Новогодняя сказка

10384_1026610224047710_6497518015114918764_nПриключения Бабы-Яги и ёлочных игрушек

– Апчхи! – чихнула Баба-Яга, освобождённая из пыльного бумажного кокона, в котором провела почти год. – Ну, наконец-то, – обрадовалась она и только собралась взмахнуть метлой и взлететь, как Василиса пристегнула её к ёлочной ветке.
– Что, побег не удался? – услышала Яга чей-то голос и оглянулась. – Русалка на ветвях сидит, – развела руками Костяная нога.
– Сижу, – вздохнула Русалка.
– А я тут долго рассиживаться не собираюсь. Мне бы только ступу от этой прищепки освободить – и видали меня.
– А мне и смысла нет бежать, потому как моря поблизости я не
наблюдаю, – опять вздохнула морская дева.
– Море – это хорошо-о-о. В море рыбы много, – выглядывая из-за ствола и обнюхивая хвост Русалки, заявил о себе кот.

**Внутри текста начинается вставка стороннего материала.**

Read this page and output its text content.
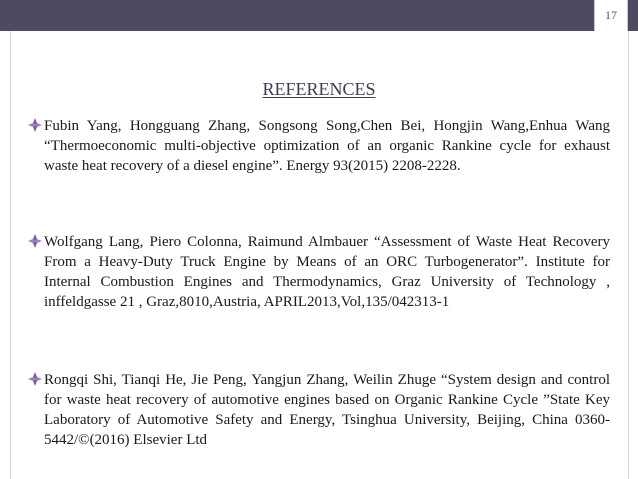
17
REFERENCES
Fubin Yang, Hongguang Zhang, Songsong Song,Chen Bei, Hongjin Wang,Enhua Wang “Thermoeconomic multi-objective optimization of an organic Rankine cycle for exhaust waste heat recovery of a diesel engine”. Energy 93(2015) 2208-2228.
Wolfgang Lang, Piero Colonna, Raimund Almbauer “Assessment of Waste Heat Recovery From a Heavy-Duty Truck Engine by Means of an ORC Turbogenerator”. Institute for Internal Combustion Engines and Thermodynamics, Graz University of Technology , inffeldgasse 21 , Graz,8010,Austria, APRIL2013,Vol,135/042313-1
Rongqi Shi, Tianqi He, Jie Peng, Yangjun Zhang, Weilin Zhuge “System design and control for waste heat recovery of automotive engines based on Organic Rankine Cycle ”State Key Laboratory of Automotive Safety and Energy, Tsinghua University, Beijing, China 0360-5442/©(2016) Elsevier Ltd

– А ты всё по цепи кругом, всё сказками маешься, – шлёпнув
хвостом по носу учёного мурлыку, засмеялась Русалка. – Не полакомиться тебе рыбой, вся рыба на глубину ушла. Её тридцать три богатыря распугали.
Кот глянул налево, увидел на соседних ветках морских витязей с
копьями, прижал уши и произнёс:
– В чешуе, как жар горя, тридцать три богатыря…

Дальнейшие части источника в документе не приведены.